Methods We did a randomised, double-blind, placebo-controlled study in 60 patients (male=43, female=17, age 52.18±4.98 years) with AMI. The patients were randomly divided into 2 groups (group A: PCI+ aBM-MNC, group B: PCI only). Preoperative global left ventricular functions and scar tissue were measured by MRI. The therapeutic effects were assessed by MRI 6-month after aBM-MNC transplantation.
Results ALL the patients were treated without major complications. There is no evidence of new ventricular arrhythmia or neoplasia. The LVEF was improved 28.5% in group A, while 18.4% in group B (p<0.01), LVEDV/m2 and LVESV/m2 were decreased by 21.15±3.96 ml/m2 and 27.14±4.48, respectively, which were significantly different from that in group B (5.85±6.18 ml (p=0.08) and 9.18±4.84 (p=0.04)). The cardiac output (CO), cardiac index (CI) and cardiac mass (CM) didn't show significant difference between the two groups.
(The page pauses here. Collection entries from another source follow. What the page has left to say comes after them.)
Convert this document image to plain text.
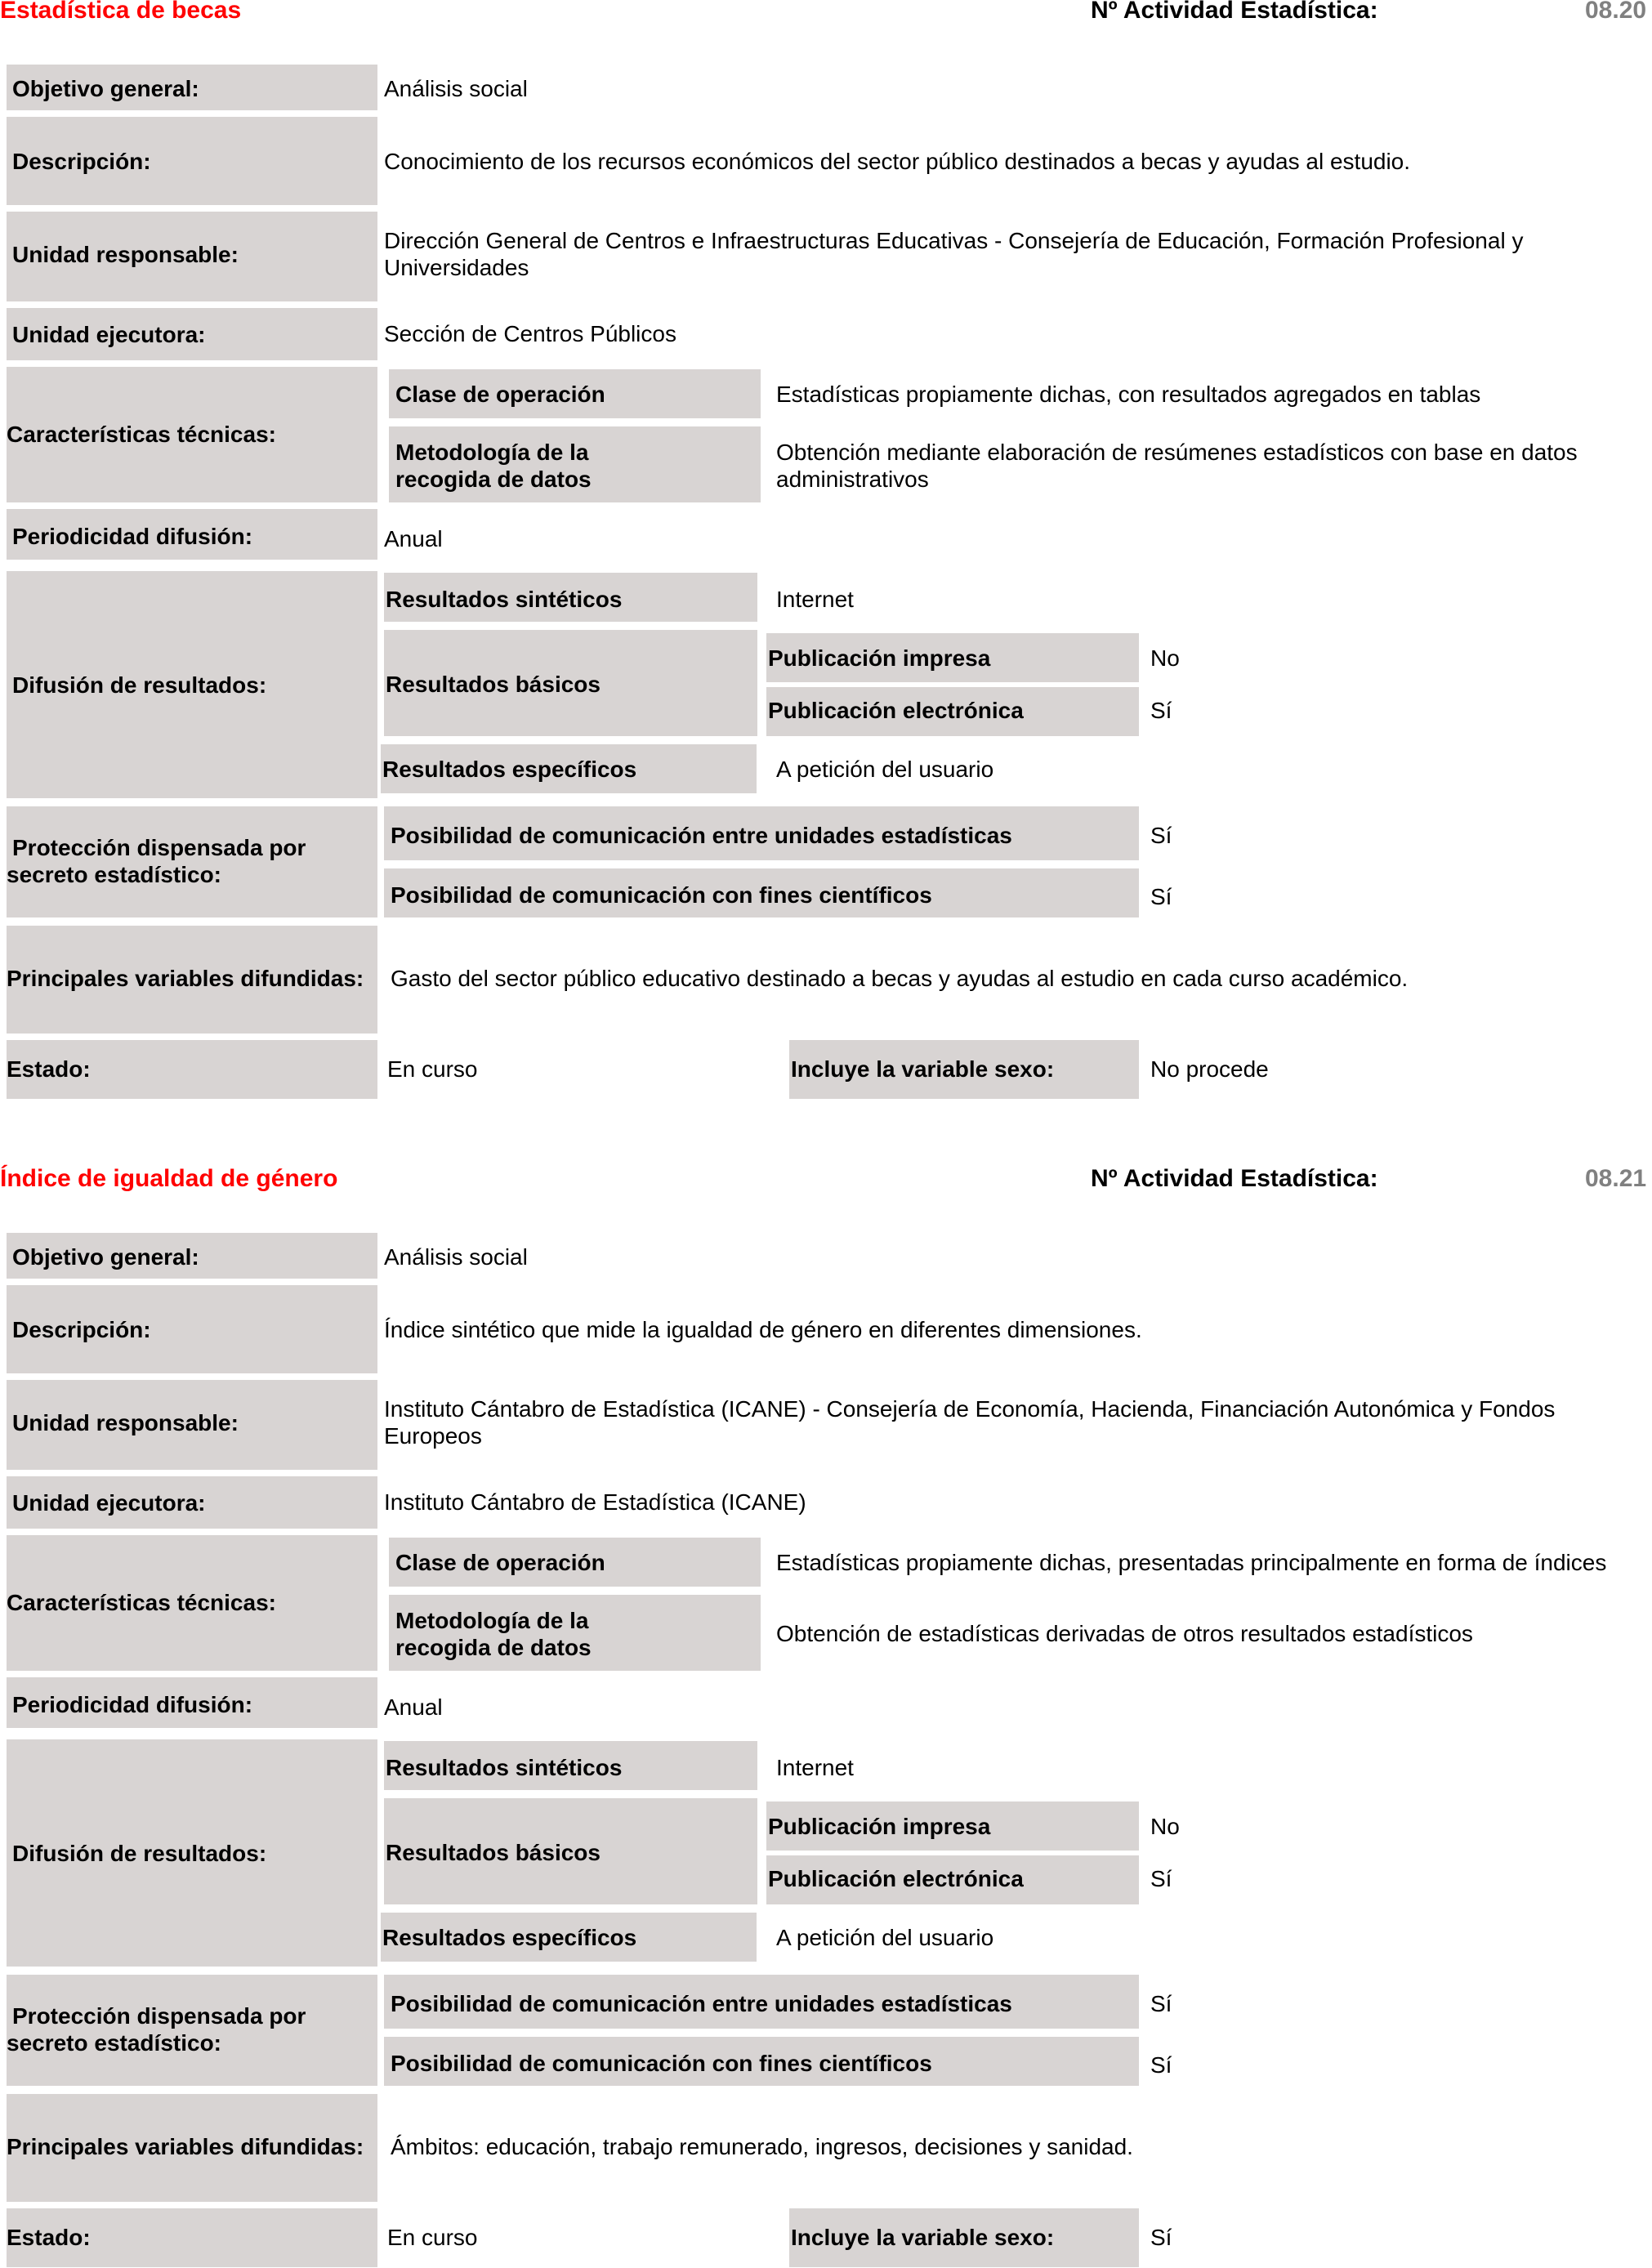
Estadística de becas	Nº Actividad Estadística:	08.20
Objetivo general:	Análisis social
Descripción:	Conocimiento de los recursos económicos del sector público destinados a becas y ayudas al estudio.
Unidad responsable:
Dirección General de Centros e Infraestructuras Educativas - Consejería de Educación, Formación Profesional y
Universidades
Unidad ejecutora:	Sección de Centros Públicos
Características técnicas:
Clase de operación	Estadísticas propiamente dichas, con resultados agregados en tablas
Metodología de la
recogida de datos
Obtención mediante elaboración de resúmenes estadísticos con base en datos
administrativos
Periodicidad difusión:	Anual
Difusión de resultados:
Resultados sintéticos	Internet
Resultados básicos
Publicación impresa	No
Publicación electrónica	Sí
Resultados específicos	A petición del usuario
Protección dispensada por
secreto estadístico:
Posibilidad de comunicación entre unidades estadísticas	Sí
Posibilidad de comunicación con fines científicos	Sí
Principales variables difundidas: Gasto del sector público educativo destinado a becas y ayudas al estudio en cada curso académico.
Estado:	En curso	Incluye la variable sexo:	No procede
Índice de igualdad de género	Nº Actividad Estadística:	08.21
Objetivo general:	Análisis social
Descripción:	Índice sintético que mide la igualdad de género en diferentes dimensiones.
Unidad responsable:
Instituto Cántabro de Estadística (ICANE) - Consejería de Economía, Hacienda, Financiación Autonómica y Fondos
Europeos
Unidad ejecutora:	Instituto Cántabro de Estadística (ICANE)
Características técnicas:
Clase de operación	Estadísticas propiamente dichas, presentadas principalmente en forma de índices
Metodología de la
recogida de datos
Obtención de estadísticas derivadas de otros resultados estadísticos
Periodicidad difusión:	Anual
Difusión de resultados:
Resultados sintéticos	Internet
Resultados básicos
Publicación impresa	No
Publicación electrónica	Sí
Resultados específicos	A petición del usuario
Protección dispensada por
secreto estadístico:
Posibilidad de comunicación entre unidades estadísticas	Sí
Posibilidad de comunicación con fines científicos	Sí
Principales variables difundidas: Ámbitos: educación, trabajo remunerado, ingresos, decisiones y sanidad.
Estado:	En curso	Incluye la variable sexo:	Sí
Compared with group B, aBM-MNC group was associated with no significant reduction in myocardial infarct size (15.3% vs 12.7%, p=0.51).
Conclusions Comprehensive in vivo CMR reveals reversed remodelling and improved systolic function and scar characteristics after aBM-MNC transplantation. PCI+aBM-MNC transplantation can lead to comparable improvements of left ventricle in acute myocardial infraction.